Faire mieux que Tenen Non Neu, la saillie noisy complètement abstraite et agressive qui ouvrait le premier album de Duchess Says, ça me paraissait impossible. Et ça le sera encore, vu que In A Fung Day T! n’espère pas surpasser la surprise récoltée en 2008. Le retour des quatre québécois se grave sur d’autres tablettes, avec un charme redoublé mais sans vouloir tout casser cette fois.

Il suffisait d’une écoute du précédent disque et d’un rapide viol visuel et sonore en live pour assimiler Duchess Says à un archétype du groupe purement live, crachant une énergie illimitée sur scène qu’un album ne pouvait pas atteindre, sinon rendre pénible. Fini maintenant l’electro-punk-moog-clash-noise, place aux messes. Et c’est le cas de le dire, puisqu’en plus la troupe de Montréal s’amuse insolemment avec un concept de secte surréaliste, à base de perruches sacrées et de perchoirs qui remplacent nos crucifix old-régime, un délire encore mieux développé dans ce deuxième album.

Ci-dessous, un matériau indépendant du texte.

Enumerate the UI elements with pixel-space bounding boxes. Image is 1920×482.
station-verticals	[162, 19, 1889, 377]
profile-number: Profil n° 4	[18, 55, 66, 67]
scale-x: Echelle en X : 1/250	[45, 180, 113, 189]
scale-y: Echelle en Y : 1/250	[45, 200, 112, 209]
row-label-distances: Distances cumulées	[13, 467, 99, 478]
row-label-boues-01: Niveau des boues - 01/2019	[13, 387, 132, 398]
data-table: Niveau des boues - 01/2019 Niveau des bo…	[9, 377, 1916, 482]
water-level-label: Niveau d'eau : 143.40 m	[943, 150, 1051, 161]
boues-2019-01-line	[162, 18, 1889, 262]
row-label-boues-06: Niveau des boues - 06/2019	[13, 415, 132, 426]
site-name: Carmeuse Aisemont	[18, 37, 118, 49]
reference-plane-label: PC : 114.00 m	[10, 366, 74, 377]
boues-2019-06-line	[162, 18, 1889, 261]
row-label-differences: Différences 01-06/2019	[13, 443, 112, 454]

This is the Church Of Budgerigars ! prévient donc la l’hallucinée Annie-Claude Deschênes dans Antepoc, l’ouverture robotique de In A Fung Day T!. Le prêche durera dix titres, pas plus, pour vous convaincre de vous soumettre à la C.h.o.b.. Et tous les moyens seront bons, avec la même recette à base de synthé paranoïaque, de basses à la fois rêches et bien groovées, de batteries martelées dans une fonderie. Et toujours Annie-Claude, entre la possession satanique et l’extase, catéchisme devenu catch-et-schisme tant son chant devient une lutte à mains nues avec un concept et du bruit. Mais si L’Ordre des Secteurs qui arrive tout juste après reprend avec grand kif le côté dansant, le reste de l’album sera d’une richesse presque exemplaire.

On avait donc dit finies les chansons avec le son et les cris à blinde qui font mal au crâne ? Exact : Duchess Says se gorge de sonorités eighties qui sentent pas le formol (Time To Reiterate), d’electro obsédée (Main District, Substraction Of Obedience), de pop indé (S.O.H….), d’un final juste et envoûtant (Yellow Pillow) voire de basses que n’auraient pas renié la bande à Robert Smith (Gainsbourg). Un inventaire parfait qui ne s’épargne pas non plus les embardées speed-noise (Mayakovski) ou les beuglantes qui sentent la bière (Narcisse).

A priori moins direct à la première écoute, In A Fung Day T! est pourtant ce qui pouvait arriver de mieux à Duchess Says : un vrai album construit, solide et fun. Les québécois peuvent s’en aller tranquilles : la messe est dite. C’était déjà génial, ça commence maintenant à devenir intéressant.